Ten derde op het vlak van de werking van de zogenaamde ESP’s (de “external service providers”) die dikwijls optreden als concrete verwerkers ter plaatse van de ambassades en consulaten. De Inspectiedienst bezocht ter plaatse de lokale afdeling van deze ESP’s en ondervroeg hen via basis vragenlijsten. Extra aandacht ging naar de positionering van deze lokale afdeling binnen de algemene structuur van deze internationale organisaties met aanvullende aandacht voor de toegankelijkheid en de positie van de functionaris voor gegevensbescherming. Naast een fysiek plaatsbezoek werden ook de informatiekanalen voor de visumaanvrager, de procedures en technische systemen voor de verwerking van de persoonsgegevens van de visumaanvrager nagezien. Zo maakte de Inspectiedienst diverse aanbevelingen over de voorziene systeemtechnische toegang tot de persoonsgegevens van visumaanvragers, de transparantie naar de visumaanvragers over de VISA verwerkingen, de correctie vermelding van de rechten en vrijheden en waar nodig het gebruikt van geactualiseerde formulieren. De Inspectiedienst beval ook aan dat de FOD Buitenlandse Zaken toeziet op en voorziet in kwaliteitsvolle opleidingen voor het personeel van de verwerker want haar externe medewerkers moeten voor over voldoende kennis beschikken voor een goede dienstverlening af te leveren en voor toereikende informatie aan de aanvragers te kunnen geven. Ook op de contractuele overeenkomsten, wanneer deze ESP’s samenwerkten met onderaannemers, en de wijze waarop informatie over (nieuwe) onderaannemers werd doorgegeven aan de FOD Buitenlandse Zaken en de goedkeuringsmogelijkheid van de FOD Buitenlandse Zaken waren onderhevig aan audit aanbevelingen van de Inspectiedienst.In het kader van dit Schengenacquis en de deelname aan de meer beleidsmatige Europese werkgroepen ter zake heeft de Inspectiedienst al de nodige/nuttige input kunnen leveren. 

 

Een nieuwe bevoegdheid ingevolge de klokkenluiderswetgeving

Sinds ongeveer medio 2023 heeft de GBA en meer specifiek de Inspectiedienst een nieuwe bevoegdheid inzake de zogenaamde klokkenluiderswetgeving. Deze bevoegdheid geldt voor de reglementering waarop de GBA toezicht uitoefent volgens zijn organieke wet (zie specifiek artikel 4 van de WOG: “De Gegevensbeschermingsautoriteit is verantwoordelijk voor het toezicht op de naleving van de grondbeginselen van de bescherming van de persoonsgegevens, in het kader van deze wet en van de wetten die bepalingen bevatten inzake de bescherming van de verwerking van persoonsgegevens”). Hiervoor werd ook met de Federale Ombudsman een protocolakkoord afgesloten.

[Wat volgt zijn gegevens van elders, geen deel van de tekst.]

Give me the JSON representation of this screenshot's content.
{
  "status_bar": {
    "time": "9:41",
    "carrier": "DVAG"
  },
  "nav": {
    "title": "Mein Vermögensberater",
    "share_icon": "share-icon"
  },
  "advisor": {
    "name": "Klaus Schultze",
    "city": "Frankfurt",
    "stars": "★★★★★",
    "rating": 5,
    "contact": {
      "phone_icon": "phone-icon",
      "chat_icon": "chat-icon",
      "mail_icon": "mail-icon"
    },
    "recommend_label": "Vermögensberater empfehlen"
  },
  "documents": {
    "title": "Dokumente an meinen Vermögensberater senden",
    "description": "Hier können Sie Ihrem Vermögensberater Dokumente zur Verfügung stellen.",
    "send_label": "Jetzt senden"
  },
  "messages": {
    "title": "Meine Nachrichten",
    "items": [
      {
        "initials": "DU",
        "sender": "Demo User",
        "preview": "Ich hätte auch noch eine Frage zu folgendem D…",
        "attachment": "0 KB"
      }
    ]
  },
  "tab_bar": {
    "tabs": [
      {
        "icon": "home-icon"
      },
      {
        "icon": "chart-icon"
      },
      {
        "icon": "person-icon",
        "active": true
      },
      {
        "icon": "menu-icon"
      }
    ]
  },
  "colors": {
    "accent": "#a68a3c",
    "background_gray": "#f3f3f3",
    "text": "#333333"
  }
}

De klokkenluiderswet heeft als gevolg dat personen die binnen een arbeidsrechtelijke context in de private sector geconfronteerd zijn geworden met een inbreuk op de gegevensbeschermingsregelgeving, deze inbreuken direct dan wel indirect kunnen melden aan de GBA. Voor de inbreuken die binnen een arbeidsrechtelijke context in de openbare sector door een medewerker worden vastgesteld, blijft evenwel de Federale Ombudsman bevoegd.

De GBA heeft daarom extra acties ondernomen en enerzijds een protocolakkoord tussen de Federale Ombudsman en de GBA getekend door beide partijen einde juni 2023 en anderzijds de website van de GBA aangepast met extra informatie voor “klokkenluiders”.

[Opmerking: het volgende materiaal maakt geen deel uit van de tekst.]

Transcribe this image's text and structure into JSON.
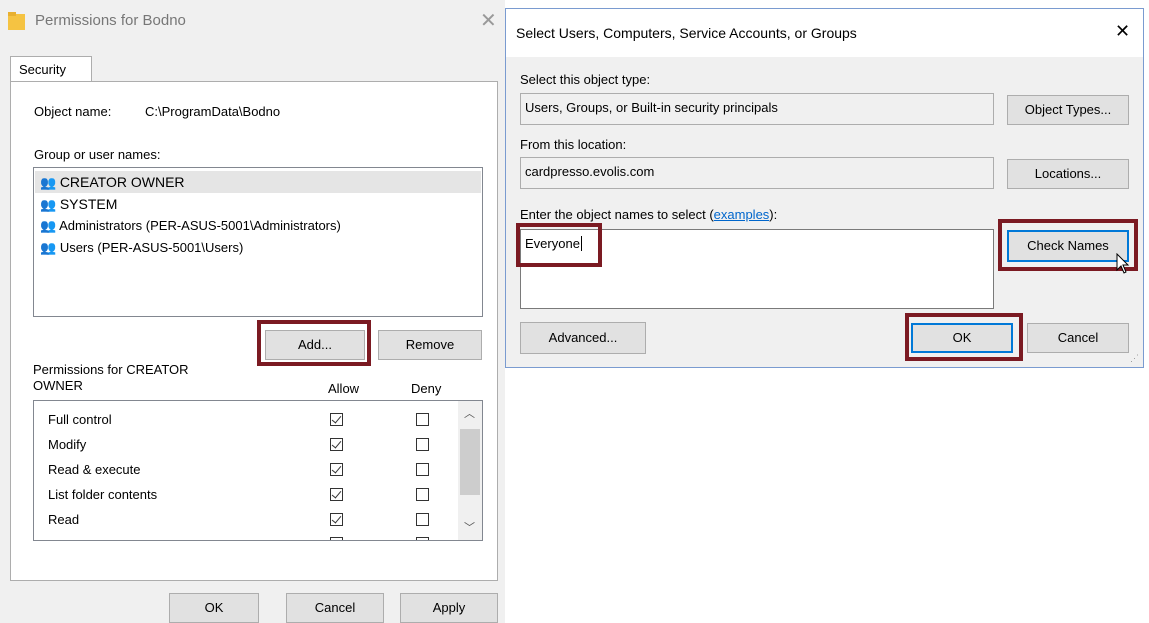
{
  "perm_dialog": {
    "title": "Permissions for Bodno",
    "tab": "Security",
    "object_name_label": "Object name:",
    "object_name_value": "C:\\ProgramData\\Bodno",
    "group_label": "Group or user names:",
    "users": [
      {
        "name": "CREATOR OWNER",
        "selected": true
      },
      {
        "name": "SYSTEM",
        "selected": false
      },
      {
        "name": "Administrators (PER-ASUS-5001\\Administrators)",
        "selected": false
      },
      {
        "name": "Users (PER-ASUS-5001\\Users)",
        "selected": false
      }
    ],
    "add_label": "Add...",
    "remove_label": "Remove",
    "permissions_for_line1": "Permissions for CREATOR",
    "permissions_for_line2": "OWNER",
    "allow_header": "Allow",
    "deny_header": "Deny",
    "permissions": [
      {
        "name": "Full control",
        "allow": true,
        "deny": false
      },
      {
        "name": "Modify",
        "allow": true,
        "deny": false
      },
      {
        "name": "Read & execute",
        "allow": true,
        "deny": false
      },
      {
        "name": "List folder contents",
        "allow": true,
        "deny": false
      },
      {
        "name": "Read",
        "allow": true,
        "deny": false
      }
    ],
    "ok_label": "OK",
    "cancel_label": "Cancel",
    "apply_label": "Apply"
  },
  "select_dialog": {
    "title": "Select Users, Computers, Service Accounts, or Groups",
    "object_type_label": "Select this object type:",
    "object_type_value": "Users, Groups, or Built-in security principals",
    "object_types_button": "Object Types...",
    "location_label": "From this location:",
    "location_value": "cardpresso.evolis.com",
    "locations_button": "Locations...",
    "enter_label": "Enter the object names to select (",
    "examples_link": "examples",
    "enter_label_end": "):",
    "names_value": "Everyone",
    "check_names_button": "Check Names",
    "advanced_button": "Advanced...",
    "ok_button": "OK",
    "cancel_button": "Cancel"
  },
  "colors": {
    "highlight": "#7b1a22",
    "focus": "#0078d7",
    "dialog_bg": "#f0f0f0"
  }
}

Gezien de Inspectiedienst het onderzoeksorgaan van de GBA is, werd ze bevoegd voor opvolging van dossiers rond klokkenluiders en heeft ze sinds juni 2023 ook al ervaring kunnen opdoen met deze nieuwe instroom van meldingen.

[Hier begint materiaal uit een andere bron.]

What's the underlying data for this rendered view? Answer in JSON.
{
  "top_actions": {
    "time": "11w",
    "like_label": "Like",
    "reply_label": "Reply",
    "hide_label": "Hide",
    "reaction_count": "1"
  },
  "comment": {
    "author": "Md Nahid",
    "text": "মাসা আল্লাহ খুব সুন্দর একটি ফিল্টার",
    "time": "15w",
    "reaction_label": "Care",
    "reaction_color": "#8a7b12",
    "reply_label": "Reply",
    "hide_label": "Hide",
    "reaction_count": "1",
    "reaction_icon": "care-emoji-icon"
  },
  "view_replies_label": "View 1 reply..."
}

Meldingen die onder de klokkenluidersregeling vallen kunnen door de Inspectiedienst onderzocht worden indien ze hetzij rechtstreeks worden ingediend bij de Inspectiedienst bij voorkeur via de mailbox inspection@apd-gba.be hetzij onrechtstreeks worden ingediend via een overdracht van de Federale ombudsman aan de Inspectiedienst.

Zo heeft de Inspectiedienst in die tweede helft van 2023 (ook het moment dat er expliciete informatie hieromtrent op de website is vermeld) ongeveer een 30-tal meldingen ontvangen.

Een eerste vaststelling is echter dat het in de meerderheid van de gevallen handelt over onterechte meldingen. Het betreffen eerder “algemene” meldingen rond privacy-gerelateerde aspecten zonder dat er sprake is van enige professionele relatie tussen melder en de klokkenluidersmelding.

Bvb. iemand heeft in zijn buurt bewakingscamera’s gezien, garantie/betalingssysteem voor bekers op de Gentse feesten, de plaatsing van cookies op een website, …

De afwezigheid van een arbeidsrechtelijke context alsook de tewerkstelling binnen de private sector maakten dat meerdere melders geen beroep konden doen op deze klokkenluidersregeling. De Inspectiedienst wijst erop dat evenwel deze informatie verder wordt bewaard en kan dienen als een signaal over een bepaalde verwerking of (een praktijk bij een) verwerkingsverantwoordelijke. Zo wordt vaak een algemeen antwoord verstuurd waarbij de verschillende mogelijkheden tot actie bij de GBA wordt meegegeven (zoals bvb. het stellen van een vraag of het indienen van een bemiddelingsverzoek of klacht).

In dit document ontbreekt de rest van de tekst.